Philosophy department

The technology of liberalism

How to keep superintelligence from killing us all is the most important question we face in the next decade, but it’s not the only important question. Rudolf Laine considers the tradeoffs between utilitarianism and liberalism and argues for the importance of preserving both:

So what we also need are technologies of liberalism, that help maintain different spheres of freedom, even as technologies of utilitarianism increase the control and power that actors have to achieve their chosen ends.

Two mechanisms of decadence

Beren considers the question of decadence: why do companies or civilizations decay over time instead of riding an eternal cycle of compounding returns?
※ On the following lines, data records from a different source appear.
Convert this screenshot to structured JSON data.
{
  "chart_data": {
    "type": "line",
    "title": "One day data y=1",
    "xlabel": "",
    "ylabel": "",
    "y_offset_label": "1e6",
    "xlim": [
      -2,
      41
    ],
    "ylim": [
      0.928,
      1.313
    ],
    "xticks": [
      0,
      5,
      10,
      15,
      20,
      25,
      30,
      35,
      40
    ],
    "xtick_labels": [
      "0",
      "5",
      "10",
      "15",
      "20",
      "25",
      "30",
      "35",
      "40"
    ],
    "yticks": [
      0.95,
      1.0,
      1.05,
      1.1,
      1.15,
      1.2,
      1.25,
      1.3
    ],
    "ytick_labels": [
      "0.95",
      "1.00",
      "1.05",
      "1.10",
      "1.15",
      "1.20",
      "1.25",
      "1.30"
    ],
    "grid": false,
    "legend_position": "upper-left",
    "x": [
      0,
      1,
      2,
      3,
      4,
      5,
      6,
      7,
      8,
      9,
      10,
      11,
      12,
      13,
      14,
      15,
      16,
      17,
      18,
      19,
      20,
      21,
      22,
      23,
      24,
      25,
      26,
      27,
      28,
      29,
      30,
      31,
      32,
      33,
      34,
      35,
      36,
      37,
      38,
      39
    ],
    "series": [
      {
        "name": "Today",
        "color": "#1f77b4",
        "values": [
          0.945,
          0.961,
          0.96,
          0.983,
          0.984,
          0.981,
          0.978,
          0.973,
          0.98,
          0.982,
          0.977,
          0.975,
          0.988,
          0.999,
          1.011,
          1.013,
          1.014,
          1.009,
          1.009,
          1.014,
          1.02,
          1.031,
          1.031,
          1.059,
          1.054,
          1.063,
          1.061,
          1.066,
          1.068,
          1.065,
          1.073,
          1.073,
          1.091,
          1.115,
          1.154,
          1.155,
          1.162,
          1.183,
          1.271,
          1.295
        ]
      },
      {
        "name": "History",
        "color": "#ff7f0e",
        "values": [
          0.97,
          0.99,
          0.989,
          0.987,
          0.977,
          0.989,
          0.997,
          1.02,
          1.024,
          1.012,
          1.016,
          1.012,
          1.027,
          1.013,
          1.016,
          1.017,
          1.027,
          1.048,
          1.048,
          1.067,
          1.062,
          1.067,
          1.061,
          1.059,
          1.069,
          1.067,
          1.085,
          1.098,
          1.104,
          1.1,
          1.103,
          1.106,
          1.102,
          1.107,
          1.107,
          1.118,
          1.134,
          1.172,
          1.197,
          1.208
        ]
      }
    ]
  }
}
The first mechanism is that success tends to bring rigidity and diminished exploration due to higher global opportunity costs. […] The second mechanism is inherently increasing communication, coordination, and internal misalignment costs which grow with scale and also over time in the form of increasing defection, parasitism, and ultimately cause a form of organizational cancer.

Technical

The inaugural Redwood Research podcast

Redwood Research just put out their first podcast, with Buck Shlegeris and Ryan Greenblatt. It’s dauntingly long (4 hours, or 45,000 words), but super interesting. They cover the history of Redwood, what makes research projects successful (or not), strategies for surviving superintelligence, pros and cons of mechanistic interpretability, weird stuff like acausal trade, and tons more. If this is the kind of thing you like, you’re gonna like this one a lot.

A field guide to sandboxes for AI

Extremely interesting to a small number of people. Agentic coding tools are amazing, but they bring whole new classes of security vulnerabilities to the forefront. Keeping dangerous code in a secure sandbox is more important than ever, but that isn’t as easy as it sounds. Here’s Luis Cardoso with a deep technical guide to sandboxing your AI.

Side interests

Increasing returns to effort are common

Oliver Habryka has been publishing a series of internal memos he wrote to guide the staff at Lightcone Infrastructure. They’re all good, but I particularly enjoyed his thoughts on the increasing returns to effort.

Dan Williams’ top ten essays of 2025

Dan Williams at Conspicuous Cognition is a thoughtful writer about philosophy, politics, and rationality. Here he collects his 10 most popular essays from the past year—I found a couple that I’d previously missed but look forward to digging into.